Andy Warhol’s self-portraits were inspired by a mix of historical, contemporary, and personal influences. His approach to self-portraiture reflected his fascination with fame, identity, death, and the artificiality of image. Below is a breakdown of the key artists, movements, and cultural influences that shaped his self-portraits, which utilized high contrast photography and silk-screen printing processes:
Art Historical Influences
1. Marcel Duchamp
Warhol was influenced by Duchamp’s ideas about artifice, identity, and persona, especially Duchamp’s use of alter-egos (e.g., Rose Sélavy).
Duchamp’s conceptual approach and use of irony resonated with Warhol’s detached, manufactured style.
2. Francis Bacon
Warhol admired Bacon’s emotionally intense and often grotesque self-portraits.
Though Warhol’s style was flatter and cooler, the psychological tension in Bacon’s work may have influenced the memento mori quality of Warhol’s later self-portraits (e.g., the “Fright Wig” series from 1986).
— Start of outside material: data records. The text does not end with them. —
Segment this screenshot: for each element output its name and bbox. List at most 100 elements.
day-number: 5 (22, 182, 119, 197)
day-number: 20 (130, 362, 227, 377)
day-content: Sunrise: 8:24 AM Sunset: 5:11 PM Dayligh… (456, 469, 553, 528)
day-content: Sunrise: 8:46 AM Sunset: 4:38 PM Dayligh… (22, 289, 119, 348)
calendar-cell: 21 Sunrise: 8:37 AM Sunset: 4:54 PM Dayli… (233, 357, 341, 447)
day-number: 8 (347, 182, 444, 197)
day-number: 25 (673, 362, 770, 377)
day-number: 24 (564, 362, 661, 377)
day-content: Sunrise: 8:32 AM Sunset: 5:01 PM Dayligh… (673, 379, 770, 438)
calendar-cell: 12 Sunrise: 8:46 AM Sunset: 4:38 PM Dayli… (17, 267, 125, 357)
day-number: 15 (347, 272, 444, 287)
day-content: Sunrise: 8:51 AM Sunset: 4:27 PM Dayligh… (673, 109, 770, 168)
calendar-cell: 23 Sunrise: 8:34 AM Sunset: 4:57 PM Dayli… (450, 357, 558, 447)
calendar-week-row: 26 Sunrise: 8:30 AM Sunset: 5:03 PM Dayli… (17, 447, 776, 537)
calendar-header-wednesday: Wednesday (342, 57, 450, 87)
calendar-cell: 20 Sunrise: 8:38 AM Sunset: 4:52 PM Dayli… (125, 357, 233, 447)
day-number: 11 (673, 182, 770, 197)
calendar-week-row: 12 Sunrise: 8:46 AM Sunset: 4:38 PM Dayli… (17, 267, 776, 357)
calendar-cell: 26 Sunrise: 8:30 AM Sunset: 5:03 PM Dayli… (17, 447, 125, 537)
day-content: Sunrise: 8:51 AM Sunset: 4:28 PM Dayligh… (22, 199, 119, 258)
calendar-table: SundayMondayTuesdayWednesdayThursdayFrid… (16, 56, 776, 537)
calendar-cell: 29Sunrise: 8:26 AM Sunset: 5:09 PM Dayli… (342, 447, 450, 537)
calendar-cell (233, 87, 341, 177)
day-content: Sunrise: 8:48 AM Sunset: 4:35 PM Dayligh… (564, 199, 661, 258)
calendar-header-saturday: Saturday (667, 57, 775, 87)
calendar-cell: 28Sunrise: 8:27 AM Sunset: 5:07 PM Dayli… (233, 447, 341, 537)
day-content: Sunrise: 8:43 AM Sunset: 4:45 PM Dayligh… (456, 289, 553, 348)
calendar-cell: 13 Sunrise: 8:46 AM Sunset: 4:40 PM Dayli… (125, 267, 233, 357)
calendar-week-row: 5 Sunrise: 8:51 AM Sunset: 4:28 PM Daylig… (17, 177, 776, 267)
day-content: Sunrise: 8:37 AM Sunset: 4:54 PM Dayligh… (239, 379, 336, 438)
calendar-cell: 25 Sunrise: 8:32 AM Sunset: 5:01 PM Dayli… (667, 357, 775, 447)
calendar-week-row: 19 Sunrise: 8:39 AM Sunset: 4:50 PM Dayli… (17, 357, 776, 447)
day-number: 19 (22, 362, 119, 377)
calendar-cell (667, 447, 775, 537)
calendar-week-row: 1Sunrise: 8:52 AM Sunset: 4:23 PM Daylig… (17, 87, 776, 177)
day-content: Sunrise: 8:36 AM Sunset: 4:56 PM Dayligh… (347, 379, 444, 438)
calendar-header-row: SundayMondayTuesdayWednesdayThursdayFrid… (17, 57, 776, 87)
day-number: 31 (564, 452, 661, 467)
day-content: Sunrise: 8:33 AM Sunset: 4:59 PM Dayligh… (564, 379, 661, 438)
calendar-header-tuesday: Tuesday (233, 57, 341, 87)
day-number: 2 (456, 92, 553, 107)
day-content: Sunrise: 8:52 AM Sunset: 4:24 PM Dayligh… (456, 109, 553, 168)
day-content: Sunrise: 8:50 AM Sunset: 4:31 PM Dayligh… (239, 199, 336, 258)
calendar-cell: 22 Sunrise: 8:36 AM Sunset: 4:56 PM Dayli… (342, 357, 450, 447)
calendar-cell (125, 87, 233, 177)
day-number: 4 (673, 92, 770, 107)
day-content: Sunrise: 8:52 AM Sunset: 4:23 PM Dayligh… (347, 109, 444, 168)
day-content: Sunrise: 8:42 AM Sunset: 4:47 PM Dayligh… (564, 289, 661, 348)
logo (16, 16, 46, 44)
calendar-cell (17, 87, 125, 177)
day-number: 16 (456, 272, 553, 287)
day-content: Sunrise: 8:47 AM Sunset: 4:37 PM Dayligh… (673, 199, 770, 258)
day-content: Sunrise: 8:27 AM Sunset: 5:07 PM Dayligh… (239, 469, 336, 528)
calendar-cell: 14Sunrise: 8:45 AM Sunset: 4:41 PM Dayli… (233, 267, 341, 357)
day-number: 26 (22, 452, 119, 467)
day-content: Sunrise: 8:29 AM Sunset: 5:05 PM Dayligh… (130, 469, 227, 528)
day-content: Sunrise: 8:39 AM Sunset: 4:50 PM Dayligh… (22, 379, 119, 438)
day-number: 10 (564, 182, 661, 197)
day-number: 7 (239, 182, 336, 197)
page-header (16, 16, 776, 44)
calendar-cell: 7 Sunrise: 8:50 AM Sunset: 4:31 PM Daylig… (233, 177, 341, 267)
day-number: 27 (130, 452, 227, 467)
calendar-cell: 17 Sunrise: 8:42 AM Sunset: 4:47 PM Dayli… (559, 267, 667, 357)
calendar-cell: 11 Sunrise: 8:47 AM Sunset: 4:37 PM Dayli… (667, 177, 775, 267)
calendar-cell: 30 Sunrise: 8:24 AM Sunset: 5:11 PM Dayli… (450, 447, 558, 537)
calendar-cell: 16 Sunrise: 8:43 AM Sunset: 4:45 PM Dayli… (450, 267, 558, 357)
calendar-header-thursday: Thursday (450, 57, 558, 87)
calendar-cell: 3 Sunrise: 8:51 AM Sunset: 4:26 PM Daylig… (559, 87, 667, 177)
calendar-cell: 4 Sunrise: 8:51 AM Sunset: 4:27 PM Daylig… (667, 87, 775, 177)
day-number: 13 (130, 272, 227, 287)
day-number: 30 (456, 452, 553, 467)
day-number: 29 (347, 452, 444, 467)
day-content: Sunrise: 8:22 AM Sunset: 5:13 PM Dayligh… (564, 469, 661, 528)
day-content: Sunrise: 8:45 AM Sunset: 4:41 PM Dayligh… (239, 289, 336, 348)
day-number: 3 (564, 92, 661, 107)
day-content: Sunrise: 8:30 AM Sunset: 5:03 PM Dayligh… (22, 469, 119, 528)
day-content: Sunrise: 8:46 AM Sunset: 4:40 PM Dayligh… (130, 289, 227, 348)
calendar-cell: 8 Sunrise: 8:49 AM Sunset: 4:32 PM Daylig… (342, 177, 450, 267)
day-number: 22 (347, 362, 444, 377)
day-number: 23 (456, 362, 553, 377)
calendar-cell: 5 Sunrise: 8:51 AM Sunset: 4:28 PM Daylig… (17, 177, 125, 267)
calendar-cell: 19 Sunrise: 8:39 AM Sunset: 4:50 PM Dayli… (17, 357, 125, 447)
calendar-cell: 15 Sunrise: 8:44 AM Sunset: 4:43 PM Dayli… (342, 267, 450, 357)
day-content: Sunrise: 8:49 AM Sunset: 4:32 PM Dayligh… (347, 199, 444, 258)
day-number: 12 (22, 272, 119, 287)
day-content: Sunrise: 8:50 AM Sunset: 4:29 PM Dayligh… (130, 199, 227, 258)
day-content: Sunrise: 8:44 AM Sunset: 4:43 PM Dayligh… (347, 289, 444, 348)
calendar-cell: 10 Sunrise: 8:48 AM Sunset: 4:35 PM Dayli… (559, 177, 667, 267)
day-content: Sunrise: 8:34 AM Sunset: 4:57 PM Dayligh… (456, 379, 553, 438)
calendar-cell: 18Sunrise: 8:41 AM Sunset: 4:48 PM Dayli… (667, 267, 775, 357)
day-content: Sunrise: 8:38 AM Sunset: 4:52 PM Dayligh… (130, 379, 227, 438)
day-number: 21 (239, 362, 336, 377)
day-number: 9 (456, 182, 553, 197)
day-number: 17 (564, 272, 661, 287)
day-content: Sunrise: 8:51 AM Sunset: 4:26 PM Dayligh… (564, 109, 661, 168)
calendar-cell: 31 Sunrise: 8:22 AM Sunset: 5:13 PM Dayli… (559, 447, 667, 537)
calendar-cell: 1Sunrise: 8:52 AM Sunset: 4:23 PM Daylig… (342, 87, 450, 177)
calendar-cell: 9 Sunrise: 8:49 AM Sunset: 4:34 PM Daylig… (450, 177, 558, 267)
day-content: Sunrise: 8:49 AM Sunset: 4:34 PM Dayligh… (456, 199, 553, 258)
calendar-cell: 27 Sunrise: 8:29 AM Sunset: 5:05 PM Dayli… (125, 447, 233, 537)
3. Rembrandt & Classical Self-Portraiture
Warhol referenced the tradition of self-portraiture in Western art, particularly the self-documentation and aging seen in Rembrandt’s work.
However, Warhol’s versions are stark, cropped, and stylized, subverting the introspection of classical portraiture.
Photography and Mass Media
4. Hollywood Glamour Portraits
Warhol was deeply influenced by Hollywood studio portraits, such as those of Greta Garbo and Marilyn Monroe.
He applied similar aesthetics to himself—posing under dramatic lighting, using makeup or wigs, and cultivating a manufactured persona.
5. Richard Avedon and Irving Penn
Warhol was aware of (and sometimes worked with) prominent fashion and celebrity photographers.
Their high-contrast, minimalist portraits influenced his own stark and graphic visual style.
Contemporary Artists & Peers
6. Jean-Michel Basquiat
Though Basquiat was younger, their collaboration and mutual influence highlighted Warhol’s late-career shift to more expressive, raw visual language—seen in his 1980s self-portraits.
7. Cindy Sherman
Sherman’s performative, identity-shifting photographs were very much in the spirit of Warhol’s interest in constructed personas, though Sherman came later.